A worker who helps street artists in Delhi said “I am a daily wage worker who lost my job at a factory and as a vagabond I saw some street artists painting walls in Delhi. I approached them and they hired me for additional help. They are very kind and provide me with protective gear and food. Now, I have something to look forward to, I am liking how the artists are so zealous and driven yet practical and cautious during this unfortunate time.”

Image source: The Print

There are of course massive losses incurred by artists and photographers who aren’t able to hold their scheduled exhibitions. Street art is a ray of sunshine during the pandemic

Planet earth has witnessed various pandemics and disease outbreaks like plague, cholera, influenza, smallpox, among others. Direct parallels have been drawn with the Spanish flue which paralyses the world exactly a century ago in 1918. The world is struggling to develop a vaccine for the SARS-CoV-2 novel Corona virus and there have been various attempts at finding out foolproof cure for the deadly virus.

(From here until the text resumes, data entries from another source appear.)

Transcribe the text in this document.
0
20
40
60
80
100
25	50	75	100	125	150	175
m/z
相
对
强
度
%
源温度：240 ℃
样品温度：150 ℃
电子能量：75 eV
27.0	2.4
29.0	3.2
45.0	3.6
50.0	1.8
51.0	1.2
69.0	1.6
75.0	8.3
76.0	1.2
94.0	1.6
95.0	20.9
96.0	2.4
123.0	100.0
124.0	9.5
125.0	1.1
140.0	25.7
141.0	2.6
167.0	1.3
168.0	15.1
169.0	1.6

The 1918 influenza pandemic (Spanish flu) infected over 500 million people over a span of two years. 

According to Artnet News, “There are few obvious depictions of the disease in canonized art and literature, and the images it recalls are not as vivid as those that followed, say, the AIDS crisis.”

Trevor Smith, a curator at the Peabody Essex Museum and the co-curator of an exhibition on the Spanish Flu held last year at the Mütter Museum in Philadelphia said “ “Millions of people lost their lives around the world, and it’s hard to even wrap your head around that,” he says. “There haven’t been many monuments or memorials to the people who died in that pandemic.” 

Trevor Smith and his team commissioned a collective for “Spit Spreads Death,” referred to as Blast Theory to create by mental act a new work to commemorate Spanish flu. Their resolution was to arrange a 500-person parade, on Broad Street in Metropolis in September 2019. Marchers displayed placards with the names of victims and tending employees UN agency died throughout the pandemic in respect to a parade of two hundred thousand people

A similar instance can be quoted during the COVID-19 pandemic when an edition of New York Times on May 24,2020 enlisted the names of Americans who lost their lives to the Coronavirus.